Kyiv and the rebels blamed each other for escalating tensions after artillery and mortar attacks on Thursday, prompting fears that Russia, which has massed over 100,000 troops near Ukraine's borders, could get involved.
The Kremlin said on Thursday it was "deeply concerned" with the flare-up in Ukraine and was watching the situation closely. The United States said Russia was looking for a pretext for war.
According to the Interfax report, the self-proclaimed Donetsk People's Republic said the shelling targeted the Petrivske village in the breakaway region at 5:30 a.m. (3:30 a.m. GMT). Another self-proclaimed rebel republic, Luhansk, reported two incidents of mortar fire Friday morning.
Meanwhile, the Ukrainian military has recorded 60 cease-fire violations by pro-Russian separatists over the past 24 hours, it said on Friday, with one soldier injured.
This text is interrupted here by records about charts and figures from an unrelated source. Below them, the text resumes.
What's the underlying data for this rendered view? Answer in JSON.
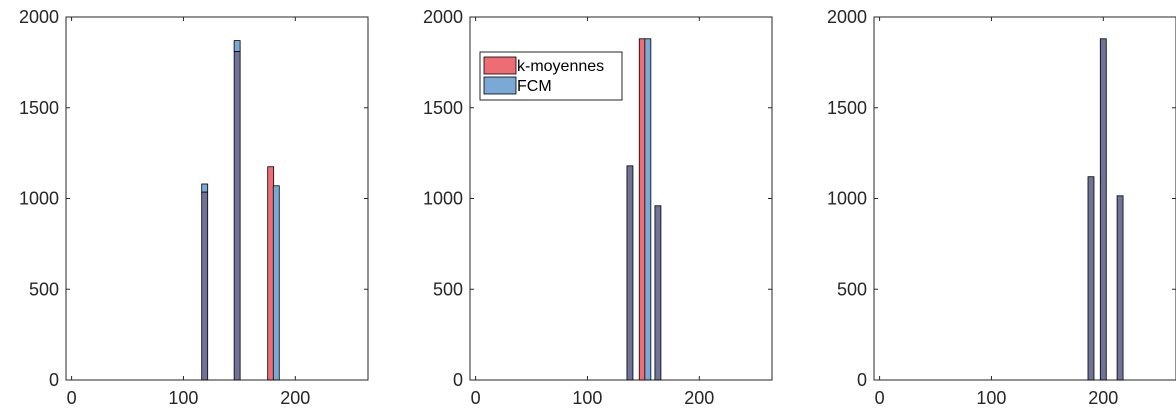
{
  "colors": {
    "kmeans": "#ee6d74",
    "fcm": "#79a9d4",
    "overlap": "#6e7397",
    "axis": "#262626",
    "edge": "#000000"
  },
  "chart_data": [
    {
      "type": "bar",
      "xlim": [
        -5,
        265
      ],
      "ylim": [
        0,
        2000
      ],
      "xticks": [
        0,
        100,
        200
      ],
      "yticks": [
        0,
        500,
        1000,
        1500,
        2000
      ],
      "grid": false,
      "series": [
        {
          "name": "k-moyennes",
          "x": [
            119,
            148,
            178
          ],
          "values": [
            1035,
            1810,
            1175
          ]
        },
        {
          "name": "FCM",
          "x": [
            119,
            148,
            183
          ],
          "values": [
            1080,
            1870,
            1070
          ]
        }
      ]
    },
    {
      "type": "bar",
      "xlim": [
        -5,
        265
      ],
      "ylim": [
        0,
        2000
      ],
      "xticks": [
        0,
        100,
        200
      ],
      "yticks": [
        0,
        500,
        1000,
        1500,
        2000
      ],
      "grid": false,
      "legend_position": "top-left",
      "series": [
        {
          "name": "k-moyennes",
          "x": [
            138,
            149,
            163
          ],
          "values": [
            1180,
            1880,
            960
          ]
        },
        {
          "name": "FCM",
          "x": [
            138,
            154,
            163
          ],
          "values": [
            1180,
            1880,
            960
          ]
        }
      ]
    },
    {
      "type": "bar",
      "xlim": [
        -5,
        265
      ],
      "ylim": [
        0,
        2000
      ],
      "xticks": [
        0,
        100,
        200
      ],
      "yticks": [
        0,
        500,
        1000,
        1500,
        2000
      ],
      "grid": false,
      "series": [
        {
          "name": "k-moyennes",
          "x": [
            189,
            200,
            215
          ],
          "values": [
            1120,
            1880,
            1015
          ]
        },
        {
          "name": "FCM",
          "x": [
            189,
            200,
            215
          ],
          "values": [
            1120,
            1880,
            1015
          ]
        }
      ]
    }
  ]
}
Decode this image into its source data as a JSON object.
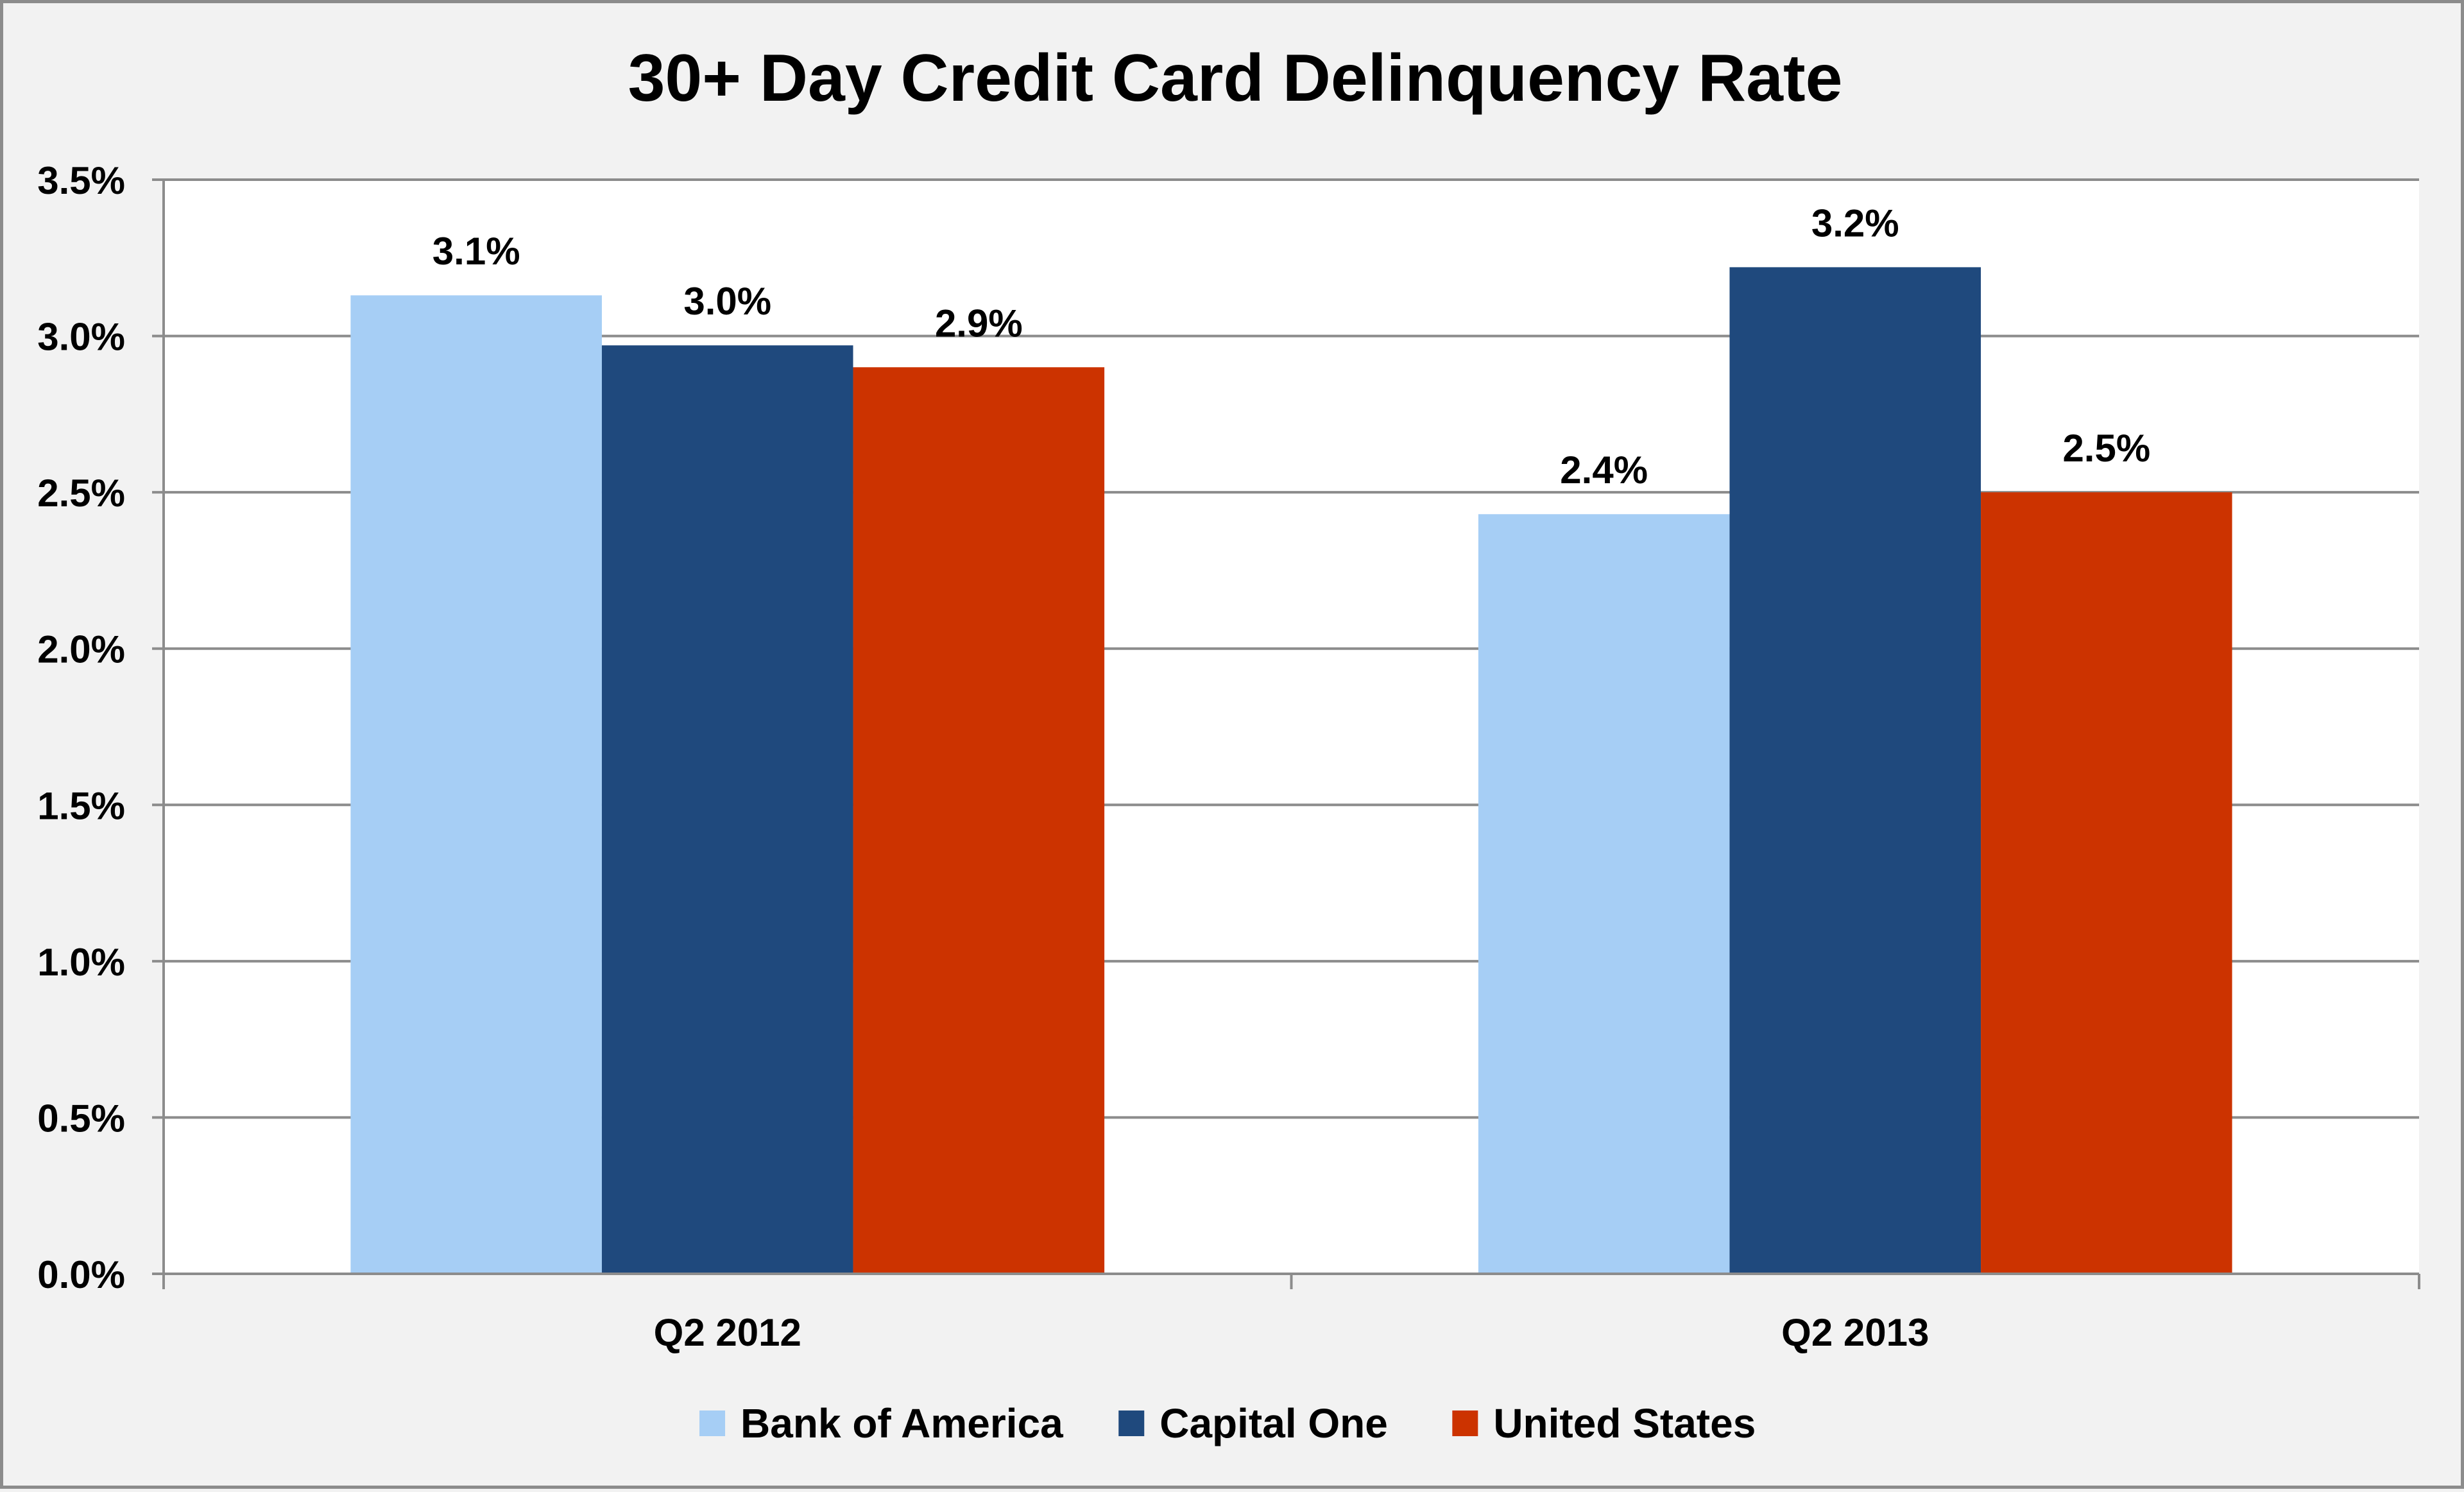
{
  "chart_data": {
    "type": "bar",
    "title": "30+ Day Credit Card Delinquency Rate",
    "categories": [
      "Q2 2012",
      "Q2 2013"
    ],
    "series": [
      {
        "name": "Bank of America",
        "color": "#a6cef5",
        "values": [
          3.13,
          2.43
        ],
        "labels": [
          "3.1%",
          "2.4%"
        ]
      },
      {
        "name": "Capital One",
        "color": "#1f497d",
        "values": [
          2.97,
          3.22
        ],
        "labels": [
          "3.0%",
          "3.2%"
        ]
      },
      {
        "name": "United States",
        "color": "#cc3300",
        "values": [
          2.9,
          2.5
        ],
        "labels": [
          "2.9%",
          "2.5%"
        ]
      }
    ],
    "ylim": [
      0,
      3.5
    ],
    "yticks": [
      0,
      0.5,
      1.0,
      1.5,
      2.0,
      2.5,
      3.0,
      3.5
    ],
    "ytick_labels": [
      "0.0%",
      "0.5%",
      "1.0%",
      "1.5%",
      "2.0%",
      "2.5%",
      "3.0%",
      "3.5%"
    ],
    "xlabel": "",
    "ylabel": "",
    "grid": true,
    "legend_position": "bottom"
  }
}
In a report, the military said separatists opened fire on more than 10 settlements, using heavy artillery, mortars and a tank.
Kyiv and the pro-Russian separatists have been at war for eight years and the cease-fire between the sides is routinely violated, but the intensity of fighting increased notably this week.
U.S. President Joe Biden on Thursday said Russia is preparing a pretext to justify a possible attack on Ukraine, whose ambition to one day join the NATO military alliance has angered Moscow.
In Europe's biggest security crisis in decades, Russia has massed troops, tanks and heavy weapons on Ukraine's borders and demanded assurances that Kyiv never join NATO, something the Ukrainian government has refused to do.
Even so, Russia says it has no intention to invade Ukraine and accuses the West of hysteria over its military build-up, saying some of its troops have returned to bases.
Interfax news agency cited Russia's defense ministry as saying on Friday that several Russian mechanized infantry units had returned to their bases in the regions of Dagestan and Chechnya after completing drills in Crimea.
Interfax also cited the ministry as saying that a train loaded with tanks had departed an undisclosed location to return to their base in the Nizhny Novgorod province. TASS news agency carried a similar report about troops returning to their base.
Western leaders however say Russia remains capable of launching an invasion at any time.
"We have reason to believe they are engaged in a false flag operation to have an excuse to go in," Biden told reporters at the White House on Thursday. "Every indication we have is they're prepared to go into Ukraine and attack Ukraine."
Diplomatic efforts will continue on Friday when Biden hosts a call with the leaders of Canada, France, Germany, Italy, Poland, Romania, Britain, the European Union and NATO.
U.S. Secretary of State Antony Blinken will meet counterparts at the Munich Security Conference. He will also discuss the crisis late next week with Russian Foreign Minister Sergei Lavrov, the State Department said.
Washington said it would respond to Moscow's "unprovoked" move to expel U.S. Deputy Chief of Mission Bart Gorman. Russian diplomats who have stayed longer than three years must leave the United States, while Moscow is giving U.S. diplomats less time, a State Department spokesperson said.